At the same time, the EU and India will start talks on a separate investment protection agreement and an agreement on geographical indications: famous brands often linked to the places where they are made, from French champagne to Darjeeling tea from the ‘India.
“There is a close relationship between the EU and India, but also great untapped potential,” said European Commission President Ursula von der Leyen. “The most untapped potential is trade and investment.”
China’s rise from a benign trading partner to a rival power with a growing military presence has alarmed the West and its allies in the Indo-Pacific, where Brussels wants more influence.
“We agreed that, like the two largest democracies in the world, the EU and India have a common interest in ensuring security, prosperity and sustainable development in a multipolar world,” the joint statement said.
German Chancellor Angela Merkel congratulated the resumption of talks.
“Negotiations have also stalled many times and that is why I am very glad that they have resumed,” he said after an informal EU summit.
He said he expected the work to move forward at a “much faster pace”.
EU-India trade talks froze in 2013 due to differences such as tariff reductions, patent protection, data security and the right of Indian professionals to work in Europe.
Today’s meeting has been a milestone in 🇪🇺🇮🇳 relations.
We agree that we will resume negotiations on the Free Trade Agreement.
At the same time, we will start negotiations on an EU-India investment protection agreement and on geographical indications. pic.twitter.com/FwA35u4G6K
– Ursula von der Leyen (@vonderleyen) May 8, 2021
Competition with China
The bloc’s leaders, at an EU summit in Porto, Portugal, faced pressure on the Modi government’s crackdown on dissent, with civil society groups, including Amnesty International, holding a vigil. to the candles outside the summit site.
Prior to the talks, Amnesty International called on EU leaders to press Modi to “live up to” shared values.
“Intolerance of dissent has been a hallmark of the time Prime Minister Modi spent,” said Eve Geddie, EU director of the rights group.
A 2020 study by the European Parliament put the benefits of a trade agreement for the EU with India at € 8.5 billion ($ 10.2 billion), although the estimate was made before the UK exit from the block.

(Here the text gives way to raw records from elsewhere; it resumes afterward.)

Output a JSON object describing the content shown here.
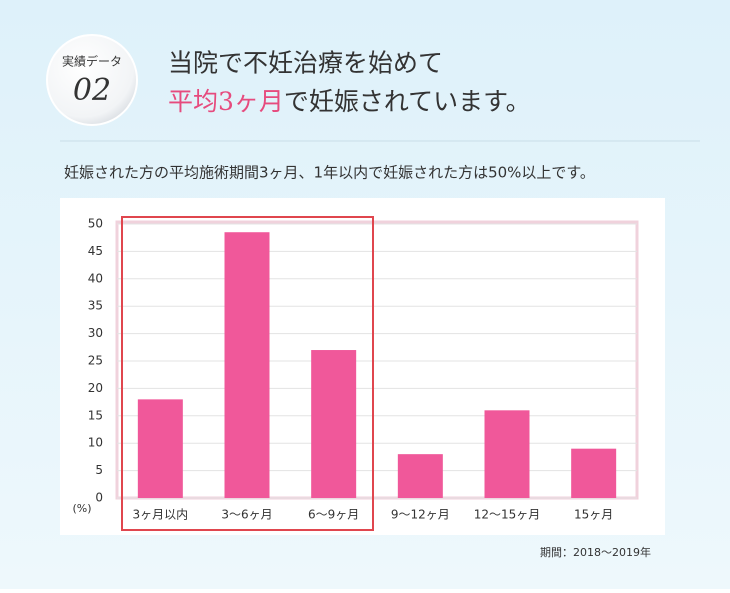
{
  "header": {
    "badge_label": "実績データ",
    "badge_number": "02",
    "title_line1": "当院で不妊治療を始めて",
    "title_highlight": "平均3ヶ月",
    "title_rest": "で妊娠されています。"
  },
  "subtitle": "妊娠された方の平均施術期間3ヶ月、1年以内で妊娠された方は50%以上です。",
  "chart_data": {
    "type": "bar",
    "y_unit": "(%)",
    "categories": [
      "3ヶ月以内",
      "3〜6ヶ月",
      "6〜9ヶ月",
      "9〜12ヶ月",
      "12〜15ヶ月",
      "15ヶ月"
    ],
    "values": [
      18,
      48.5,
      27,
      8,
      16,
      9
    ],
    "color": "#f0589a",
    "ylim": [
      0,
      50
    ],
    "yticks": [
      0,
      5,
      10,
      15,
      20,
      25,
      30,
      35,
      40,
      45,
      50
    ],
    "grid": true,
    "note": "期間：2018〜2019年"
  }
}
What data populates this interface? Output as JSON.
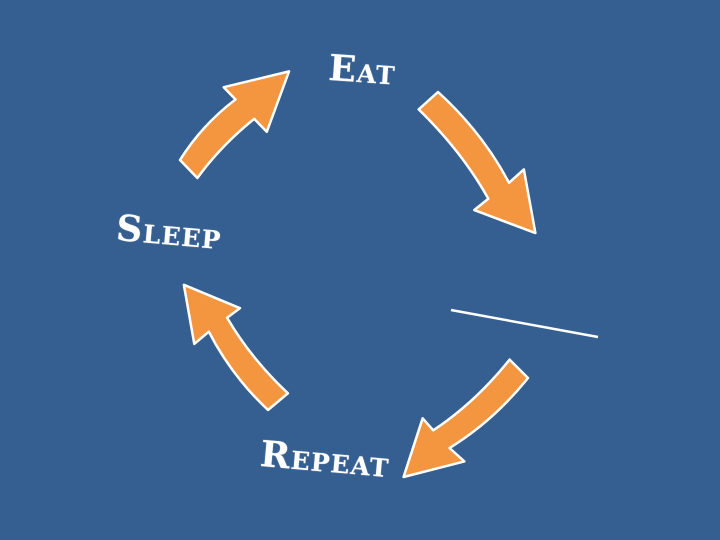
{
  "background_color": "#355F91",
  "arrow_color": "#F4963F",
  "arrow_outline_color": "#FFFFFF",
  "divider_color": "#FFFFFF",
  "labels": {
    "eat": "Eat",
    "sleep": "Sleep",
    "repeat": "Repeat"
  },
  "arrows": [
    {
      "icon": "arrow-curved-up-right-icon"
    },
    {
      "icon": "arrow-curved-down-right-icon"
    },
    {
      "icon": "arrow-curved-down-left-icon"
    },
    {
      "icon": "arrow-curved-up-left-icon"
    }
  ]
}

The EU and India also agreed to build joint infrastructure projects around the world, especially in Africa, to be described as a connectivity partnership.
The deal follows an agreement between the EU and Japan in 2019, which sought an alternative to China’s vast Belt and Road Initiative (BIS) infrastructure strategy that sparked suspicion in the West and Tokyo.
The two sides also pledged to increase cooperation to limit climate change. The statement said the EU and India will hold meetings to collaborate on renewable energy, energy storage technology and modernization of electricity grids.